Communication in the big data age
When it comes to the importance of analyzing what is now known as “big data,” the statistics speak for themselves.
“Thirty billion pieces of content were added to Facebook this past month by [more than] 600 million users,” said Phillip Glenn, interim dean of the School of Communication, during the March 14 panel discussion “Communication in the Age of Big Data” at the Semel Theater.

“More than 2 billion videos were watched on YouTube yesterday,” Glenn said. “The average teenager sends 4,700 text messages a month.”
Despite those astounding numbers, the age of big data has just begun, said panelist Fred Lalonde, CEO and co-founder of Hopper, a young but successful company that uses algorithms to help vacationers plan trips on mobile devices.
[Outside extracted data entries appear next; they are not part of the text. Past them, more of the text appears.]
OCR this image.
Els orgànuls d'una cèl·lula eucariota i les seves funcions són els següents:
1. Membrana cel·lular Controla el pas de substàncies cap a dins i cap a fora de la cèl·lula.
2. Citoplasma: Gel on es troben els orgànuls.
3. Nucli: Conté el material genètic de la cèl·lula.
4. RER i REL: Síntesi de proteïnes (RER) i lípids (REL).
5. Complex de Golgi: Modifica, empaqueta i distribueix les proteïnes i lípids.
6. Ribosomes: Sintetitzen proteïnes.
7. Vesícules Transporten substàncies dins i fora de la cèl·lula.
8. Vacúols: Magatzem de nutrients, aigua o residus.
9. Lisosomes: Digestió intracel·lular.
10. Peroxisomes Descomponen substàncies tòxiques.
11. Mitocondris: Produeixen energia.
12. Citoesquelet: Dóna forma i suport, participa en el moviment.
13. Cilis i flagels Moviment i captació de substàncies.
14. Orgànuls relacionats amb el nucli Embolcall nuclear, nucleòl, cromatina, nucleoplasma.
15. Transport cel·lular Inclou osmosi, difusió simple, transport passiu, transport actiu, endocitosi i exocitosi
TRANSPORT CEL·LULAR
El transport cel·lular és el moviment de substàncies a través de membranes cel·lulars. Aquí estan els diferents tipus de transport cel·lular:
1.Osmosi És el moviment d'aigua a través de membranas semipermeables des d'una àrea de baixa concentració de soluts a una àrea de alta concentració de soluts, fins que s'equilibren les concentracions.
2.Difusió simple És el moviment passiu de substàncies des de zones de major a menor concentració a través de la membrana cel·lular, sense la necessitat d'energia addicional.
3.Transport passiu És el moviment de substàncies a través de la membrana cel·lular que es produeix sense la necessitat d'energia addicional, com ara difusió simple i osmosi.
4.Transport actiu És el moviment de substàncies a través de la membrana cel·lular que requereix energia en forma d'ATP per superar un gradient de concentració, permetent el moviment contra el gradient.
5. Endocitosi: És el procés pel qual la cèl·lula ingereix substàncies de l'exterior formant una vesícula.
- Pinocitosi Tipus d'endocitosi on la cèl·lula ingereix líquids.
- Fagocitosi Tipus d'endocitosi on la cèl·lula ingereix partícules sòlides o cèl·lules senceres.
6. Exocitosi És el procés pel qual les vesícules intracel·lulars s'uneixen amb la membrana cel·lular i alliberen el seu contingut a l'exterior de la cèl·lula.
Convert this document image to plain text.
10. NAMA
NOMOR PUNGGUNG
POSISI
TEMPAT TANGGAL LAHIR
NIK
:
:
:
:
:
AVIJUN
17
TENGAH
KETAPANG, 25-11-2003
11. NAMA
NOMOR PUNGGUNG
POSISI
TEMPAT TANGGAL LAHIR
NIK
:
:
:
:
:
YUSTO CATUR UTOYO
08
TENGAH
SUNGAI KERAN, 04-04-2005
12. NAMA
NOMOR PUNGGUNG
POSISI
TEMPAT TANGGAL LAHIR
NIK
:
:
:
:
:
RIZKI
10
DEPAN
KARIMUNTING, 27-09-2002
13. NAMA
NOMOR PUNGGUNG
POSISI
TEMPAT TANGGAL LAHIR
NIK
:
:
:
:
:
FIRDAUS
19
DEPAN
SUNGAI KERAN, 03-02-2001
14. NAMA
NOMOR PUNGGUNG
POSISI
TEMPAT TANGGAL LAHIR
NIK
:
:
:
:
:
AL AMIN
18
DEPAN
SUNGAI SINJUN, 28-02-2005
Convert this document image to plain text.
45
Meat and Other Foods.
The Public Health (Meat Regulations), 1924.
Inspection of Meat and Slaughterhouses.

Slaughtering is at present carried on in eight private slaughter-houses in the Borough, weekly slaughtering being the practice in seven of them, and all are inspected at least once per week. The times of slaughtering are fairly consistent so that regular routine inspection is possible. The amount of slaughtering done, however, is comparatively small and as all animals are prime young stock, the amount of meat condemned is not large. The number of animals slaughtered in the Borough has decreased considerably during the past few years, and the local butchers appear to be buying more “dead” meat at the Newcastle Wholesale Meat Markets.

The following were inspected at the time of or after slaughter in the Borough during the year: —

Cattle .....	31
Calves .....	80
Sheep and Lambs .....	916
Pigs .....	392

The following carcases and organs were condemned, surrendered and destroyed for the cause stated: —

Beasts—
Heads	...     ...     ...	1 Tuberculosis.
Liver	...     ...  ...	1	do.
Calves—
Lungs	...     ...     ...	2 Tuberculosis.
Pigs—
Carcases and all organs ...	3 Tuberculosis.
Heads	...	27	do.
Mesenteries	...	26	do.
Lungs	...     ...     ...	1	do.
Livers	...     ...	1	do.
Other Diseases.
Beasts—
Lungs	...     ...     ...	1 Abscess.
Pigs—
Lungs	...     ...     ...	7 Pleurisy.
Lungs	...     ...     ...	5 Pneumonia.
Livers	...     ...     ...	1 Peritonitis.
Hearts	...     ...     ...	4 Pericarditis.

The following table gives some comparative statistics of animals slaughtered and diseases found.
“We might think that big data is actually a reality, but it’s not yet,” Lalonde said. “We’re just in the warm-up.”
Lalonde told students it is important for them to become familiar with big data now—and said there are often weekend workshops at tech start-ups in Boston and Cambridge that offer classes for people just beginning to understand how to analyze data.
“If you come from a non-technical background and you take the time to acquire skills that are technology-driven, you will become a Jedi Ninja assassin,” Lalonde told the crowd, receiving laughs. “You’re going to look at these problems differently.”
He said someone with good social media and programming skills today will likely land a job making more than $100,000.